Born in Melbourne, Australia, in 1946, Peter Singer attended the University of Melbourne, where he earned both a B.A. and an M.A. in philosophy. In 1969 he enrolled at the University of Oxford, receiving his B.Phil. degree from the school two years later. Over the course of his long career, Singer has become one of the leading bioethicists and one of the founders of the animal rights movement.
Hailed for his work in bioethics and one of the key founders of the animal rights movement, Peter Albert David Singer has been called the most controversial and influential philosopher alive today.
Born July 6, 1946, in Melbourne, Australia, Singer is the son of Jewish parents who escaped Nazi-ruled Vienna in 1938. Singer grew up in Melbourne, where he eventually attended the University of Melbourne, from which he earned his B.A. and M.A. in philosophy in 1967 and 1969, respectively.
Following his graduation from his home city university, Singer enrolled at the University of Oxford, earning his B. Phil. degree from the school in 1971. Singer remained at Oxford the next two years, working as a Radcliffe Lecturer in Philosophy at University College.
Singer's time in England proved instrumental. There, he became committed to vegetarianism. His affiliation with the cause led to his controversial and well-known publication Animal Liberation: A New Ethics for Our Treatment of Animals in 1975.
The work's publication articulated a careful argument that gave moral standing to animals. It also drew greater awareness to abuses at factory farms and scientific research, while also helping to lay the groundwork for other debates around stem-cell research and third-trimester abortions.
In addition, it pointed Singer on a path of activism that has touched a range of causes, from environmentalism and women's rights, to anti-war causes and civil rights.
Singer's willingness to wade deep into controversial topics has made him a lightning rod for groups around the world. Driving much of his work is his own embrace of utilitarianism, an ethical philosophy that holds that the best actions are those that maximize happiness and reduce suffering.

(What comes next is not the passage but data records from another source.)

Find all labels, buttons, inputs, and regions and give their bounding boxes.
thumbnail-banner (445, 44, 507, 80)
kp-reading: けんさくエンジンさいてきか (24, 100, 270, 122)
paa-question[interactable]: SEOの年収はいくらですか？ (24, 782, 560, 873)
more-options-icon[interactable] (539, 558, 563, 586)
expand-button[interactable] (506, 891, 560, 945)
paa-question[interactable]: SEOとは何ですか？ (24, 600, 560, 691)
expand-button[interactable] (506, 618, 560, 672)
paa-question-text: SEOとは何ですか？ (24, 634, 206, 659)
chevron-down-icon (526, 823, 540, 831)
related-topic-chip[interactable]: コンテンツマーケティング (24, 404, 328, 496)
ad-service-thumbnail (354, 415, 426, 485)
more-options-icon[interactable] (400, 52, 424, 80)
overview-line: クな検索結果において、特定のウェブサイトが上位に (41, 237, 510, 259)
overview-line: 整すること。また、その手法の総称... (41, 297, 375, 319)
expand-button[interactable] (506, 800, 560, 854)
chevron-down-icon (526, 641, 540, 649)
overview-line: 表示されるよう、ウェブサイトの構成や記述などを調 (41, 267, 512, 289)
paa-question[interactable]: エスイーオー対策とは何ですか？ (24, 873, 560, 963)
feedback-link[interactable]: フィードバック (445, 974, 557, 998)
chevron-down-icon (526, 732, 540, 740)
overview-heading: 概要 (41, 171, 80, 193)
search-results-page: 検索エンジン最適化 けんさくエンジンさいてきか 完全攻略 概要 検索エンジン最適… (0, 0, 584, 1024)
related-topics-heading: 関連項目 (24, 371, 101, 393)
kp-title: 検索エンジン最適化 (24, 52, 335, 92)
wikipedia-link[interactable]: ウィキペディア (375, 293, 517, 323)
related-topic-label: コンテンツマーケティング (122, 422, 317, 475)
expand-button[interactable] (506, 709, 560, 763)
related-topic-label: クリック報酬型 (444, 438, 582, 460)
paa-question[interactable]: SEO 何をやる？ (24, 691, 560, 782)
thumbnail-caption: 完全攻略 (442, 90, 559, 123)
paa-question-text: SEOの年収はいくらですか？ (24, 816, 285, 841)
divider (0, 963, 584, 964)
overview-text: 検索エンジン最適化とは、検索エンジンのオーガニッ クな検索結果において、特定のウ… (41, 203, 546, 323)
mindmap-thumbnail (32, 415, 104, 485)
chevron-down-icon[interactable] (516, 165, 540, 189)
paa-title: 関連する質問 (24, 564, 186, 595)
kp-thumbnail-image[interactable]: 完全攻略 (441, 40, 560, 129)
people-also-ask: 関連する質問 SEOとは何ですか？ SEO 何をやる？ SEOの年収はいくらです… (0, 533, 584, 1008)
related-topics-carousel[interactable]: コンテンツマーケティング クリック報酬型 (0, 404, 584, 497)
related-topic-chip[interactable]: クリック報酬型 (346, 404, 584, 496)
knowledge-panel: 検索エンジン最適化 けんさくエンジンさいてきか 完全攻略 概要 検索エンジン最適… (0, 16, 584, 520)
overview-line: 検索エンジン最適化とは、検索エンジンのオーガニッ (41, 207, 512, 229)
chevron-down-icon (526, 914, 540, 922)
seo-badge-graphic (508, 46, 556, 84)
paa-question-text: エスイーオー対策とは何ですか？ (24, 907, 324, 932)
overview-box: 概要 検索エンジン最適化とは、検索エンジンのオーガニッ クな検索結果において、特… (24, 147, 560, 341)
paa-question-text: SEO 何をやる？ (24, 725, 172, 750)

Throughout his long career, Singer has been a strong proponent of eliminating poverty, arguing that anyone who has more than they need should be giving to those in need.
In what some consider his most controversial work, Practical Ethics (1979), Singer looked closely at why and how a living being's interests should be valued. The work tackled a number of hot-button topics as Singer evaluated the philosophical and ethical underpinnings behind sex discrimination, animal welfare, foreign aid and abortion.
Among pro-life activists in particular, Singer has proven to be a popular target. His belief that newborns should not be considered a person until 30 days after their birth, and his allowance that physicians should have the right to kill some disabled babies, has drawn condemnation from anti-abortion leaders from around the world.
In 1999, Princeton University came under heavy fire for its appointment of Singer as the DeCamp Professor at the Center for Human Values.
Princeton's president, Harold Shapiro, stood his ground and quickly defended the decision. "His books, including Animal Liberation and Practical Ethics, have been translated into 15 languages and have been widely taught in ethics classes throughout Europe and the United States, including here at Princeton," wrote Shapiro. "He is a gifted teacher, whose clarity and originality have made ethical issues come alive to a broad intellectual audience."
With all the controversy, however, has come praise. In 2004 Singer was honored as the Australian Humanist of the Year. Not long after, Time magazine named Singer to its list of the world's 100 most influential people. In June 2012, Singer was also named a Companion of the Order of Australia for his work in philosophy and bioethics.